Former Swedish Saab bosses appear in court

Swedish car maker Saab's former CEO Jan Åke Jonsson and the firm's former head lawyer Kristina Geers have appeared in court in Vänersborg in west Sweden, accused of falsifying financial documents shortly before the company went bankrupt in 2011.

Former Swedish Saab bosses appear in court
Saab's former CEO Jan Åke Jonsson.

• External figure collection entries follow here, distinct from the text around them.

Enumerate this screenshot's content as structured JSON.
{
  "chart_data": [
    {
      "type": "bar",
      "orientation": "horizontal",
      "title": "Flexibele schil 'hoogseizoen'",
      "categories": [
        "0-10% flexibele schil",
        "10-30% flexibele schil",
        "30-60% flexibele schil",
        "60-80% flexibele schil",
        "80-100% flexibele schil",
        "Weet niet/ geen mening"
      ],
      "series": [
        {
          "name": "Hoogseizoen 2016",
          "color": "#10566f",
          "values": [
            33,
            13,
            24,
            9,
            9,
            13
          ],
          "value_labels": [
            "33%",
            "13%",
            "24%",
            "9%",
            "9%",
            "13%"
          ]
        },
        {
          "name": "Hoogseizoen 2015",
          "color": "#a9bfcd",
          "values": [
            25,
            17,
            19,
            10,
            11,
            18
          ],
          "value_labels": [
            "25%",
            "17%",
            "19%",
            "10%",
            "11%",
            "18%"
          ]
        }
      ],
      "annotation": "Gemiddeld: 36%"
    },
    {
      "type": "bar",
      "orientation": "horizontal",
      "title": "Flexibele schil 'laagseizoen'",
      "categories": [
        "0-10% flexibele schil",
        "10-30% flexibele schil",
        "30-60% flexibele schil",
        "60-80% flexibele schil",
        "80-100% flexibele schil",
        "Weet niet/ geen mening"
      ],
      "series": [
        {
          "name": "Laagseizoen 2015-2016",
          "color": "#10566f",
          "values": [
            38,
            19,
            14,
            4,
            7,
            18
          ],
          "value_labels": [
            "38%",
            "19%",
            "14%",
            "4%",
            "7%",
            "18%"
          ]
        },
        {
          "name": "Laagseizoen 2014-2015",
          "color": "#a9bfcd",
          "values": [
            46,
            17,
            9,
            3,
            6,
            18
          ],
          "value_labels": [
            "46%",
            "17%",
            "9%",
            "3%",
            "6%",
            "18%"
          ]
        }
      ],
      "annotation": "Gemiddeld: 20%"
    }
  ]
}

Photo: Karin Olander/TT
The pair are accused of falsifying the paperwork at the height of the Swedish company's financial difficulties at the start of the decade.
 
A third person – who has not been named in the Swedish media – is accused of assisting them by issuing false invoices adding up to a total of 30 million kronor ($3.55m).
 
According to court documents, the charges relate to the firm's business in Ukraine and the paperwork in question was signed just before former CEO Jan Åke Jonsson resigned.
 
Both Jonsson and Saab's former head lawyer Kristina Geers have admitted signing the papers but denied knowledge of the Ukranian firm implicated in the case.
 
All three suspects deny all the charges against them.
 

Saab's former head lawyer Kristina Geers. Photo:  Björn Larsson Rosvall/TT
 
Saab filed for bankruptcy at the end of 2011, after teetering on the edge of collapse for nearly two years.
 
Chief prosecutor Olof Sahlgren told the court in Vänersborg on Wednesday that the alleged crimes took place in March 2011, when Saab was briefly owned by the Dutch company Spyker Cars.
  
It was eventually bought by National Electric Vehicle Sweden (Nevs), a Chinese-owned company after hundreds of staff lost their jobs.
 
The car maker, which is based in west Sweden, has struggled to resolve serious financial difficulties by attracting new investors since the takeover.
 
In October 2014 it announced it had axed 155 workers, close to a third of its workforce.
 
Since 2000, Saab automobile has had no connection with the defence and aeronautics firm with the same name. It only produces one model today, the electric 9-3 Aero Sedan, mainly targeting the Chinese market.